Поднимаемся по лестнице, веду ладонью по широким деревянным перилам. Они покрыты лаком. И изгибаются к низу.
— Любимое развлечение в детстве. Катался с перил… Это было строго запрещено, конечно же. Поэтому только тогда, когда никого не было дома.
Показываю ей сверху.
— Вот там наебнулся и полетел вниз. Напоролся на те пики у камина.
Полина прикасается через рубашку к шраму.
— Да. Кровищи было жуть! Нашли меня уже в отключке.
— Страшно было?
— Мм… Умереть? Не очень. Гадко было, что начнут дрочить за это.
— Почему их не убрали?! Эти пики.
— Отец сказал, что я сам виноват в произошедшем. И я должен перестать кататься, чтобы это не повторилось.
— Но ты естественно продолжил?
— Ну, естественно! Дальше уже из принципа. Все ждал, когда он их уберет… Не убрал.
Тяну ее за руку в свою комнату.
— Мрачновато…
Открываю шторы.
— Мне тоже не нравилось.
Усаживаю Буча на низкое игровое кресло, у плазмы с приставкой.
— Сексодром… — показываю на большую кровать, — на котором никогда не было секса. Ну, самообслуживание не в счёт… — улыбаюсь ей.
— Надеюсь это не намек?
— Оставим его девственником.
Спортивный комплекс у стены.
— Терпеть не мог спорт с детства. Отец, конечно же, сразу подарил мне вот это! Как только понял, что мне это не нравится.
Полина, скинув туфли, прыгает на турник.
— Это было сразу после того, как мы с Яськой саботировали окончательно бальные танцы. Нас поставили в пару и мучили пару лет. Мы были как две коряги, буратины на шарнирах! Все время ржали, кривлялись… И мечтали попасть в цирковое.
— Вы встречались? — рассматривает нашу общую фотку в рамке.
— Нет!
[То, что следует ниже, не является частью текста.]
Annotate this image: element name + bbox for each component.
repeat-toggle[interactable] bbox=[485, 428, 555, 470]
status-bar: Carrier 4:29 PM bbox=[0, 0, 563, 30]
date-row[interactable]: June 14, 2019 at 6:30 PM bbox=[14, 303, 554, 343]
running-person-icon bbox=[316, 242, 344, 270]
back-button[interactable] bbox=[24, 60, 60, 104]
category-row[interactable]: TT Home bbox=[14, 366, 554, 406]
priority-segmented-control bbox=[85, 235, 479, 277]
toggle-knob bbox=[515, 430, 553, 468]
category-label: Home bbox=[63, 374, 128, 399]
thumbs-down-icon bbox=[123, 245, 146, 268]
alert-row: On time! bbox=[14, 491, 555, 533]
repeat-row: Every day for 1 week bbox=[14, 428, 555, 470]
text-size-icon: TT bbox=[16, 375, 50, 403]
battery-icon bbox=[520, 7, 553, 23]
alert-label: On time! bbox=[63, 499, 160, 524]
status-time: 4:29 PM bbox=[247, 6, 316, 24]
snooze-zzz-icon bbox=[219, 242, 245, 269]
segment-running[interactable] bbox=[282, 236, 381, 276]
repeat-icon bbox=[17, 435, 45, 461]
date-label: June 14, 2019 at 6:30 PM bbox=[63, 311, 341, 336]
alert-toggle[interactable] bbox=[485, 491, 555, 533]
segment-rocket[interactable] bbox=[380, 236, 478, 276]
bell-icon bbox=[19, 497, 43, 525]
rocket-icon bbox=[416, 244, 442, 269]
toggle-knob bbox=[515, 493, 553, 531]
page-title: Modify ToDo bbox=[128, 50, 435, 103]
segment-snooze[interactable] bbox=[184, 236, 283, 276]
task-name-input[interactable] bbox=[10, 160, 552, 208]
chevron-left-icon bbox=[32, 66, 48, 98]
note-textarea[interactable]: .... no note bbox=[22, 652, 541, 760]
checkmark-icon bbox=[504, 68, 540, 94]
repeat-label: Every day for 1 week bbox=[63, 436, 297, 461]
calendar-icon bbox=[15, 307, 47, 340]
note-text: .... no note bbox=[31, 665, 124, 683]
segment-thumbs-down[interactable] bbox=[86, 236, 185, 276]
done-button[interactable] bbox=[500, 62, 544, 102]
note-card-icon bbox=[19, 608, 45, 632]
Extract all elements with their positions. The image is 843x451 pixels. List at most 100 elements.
У нас чисто братская история. Яська — это кореш, «братишка».
Полина улыбается…
Я млею от того, что начала немного таять.
— А отец спортсмен?
— Аха-ха… нет. И близко. Впрочем, ты сама все скоро увидишь, — обнимая за талию, снимаю с турника.
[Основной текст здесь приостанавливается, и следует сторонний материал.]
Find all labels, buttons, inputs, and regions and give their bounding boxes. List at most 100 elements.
— Музыкалка… — веду по молчаливым клавишам синтезатора. — Нас с Яськой заставляли ходить. Нам не не нравилось. Сольфеджио… Хор… — закатываю глаза. — В хоре мы пели с ней всякую чушь, заставляя угорать до икоты весь коллектив. Нас выперли. Но с фортепиано так уже не прокатило. Там были индивидуальные занятия. И мы с ней демонстративно сожгли рояль перед концертом. Родоки, конечно, все компенсировали. Но спасибо директору, она все равно нас выперла и оттуда. Прекрасная принципиальная женщина!
Включаю питание. Беру несколько аккордов. И играю первую пришедшую в голову мелодию. Саунд из «Жестоких игр».
— Вау.
— Это я уже позже научился, сам. До того, как отец догадался сплавить меня в училище, практиковал тюремное заключение дома. Интернет мне отключал… Приходилось как-то себя развлекать. Но это ровно до тех пор, пока он не женился в последний раз. Там уже держать дома такую секс-бомбу как я, он не рискнул! — стебусь я.
— В последний?
— Первая мачеха была упорота на моем «развитии» и «воспитании». Корсет для осанки с электро-разрядом, три языка, танцы, музыка, бабочка, брючки… Брр! Продержалась лет пять. Потом отец дал ей немного денег и тихо развелся. Ненадолго появилась вторая. Она была лучше всех! Вообще меня не замечала как феномен. Но, отец поймал ее с охранником, и она исчезла также внезапно, как и появилась. Потом он женился на Людочке…
С отвращением морщусь.
— Ей было восемнадцать… сейчас двадцать один. Она лживая, алчная, хитрая и тупая. Неплохо скрашивает отцу досуг, притворяясь аристократичной нимфеткой.
— Мда… А мама?..
— А мама… мама… мама… Моя мама была не нашего уровня. От нее откупились. И забрали меня в семью. На воспитание. А я вырос неблагодарным уродом, портящий отцу репутацию. Видимо, в мать.
— Сколько же на свете больных людей, которых вовремя не отпиздили… — вздыхает Малышкина.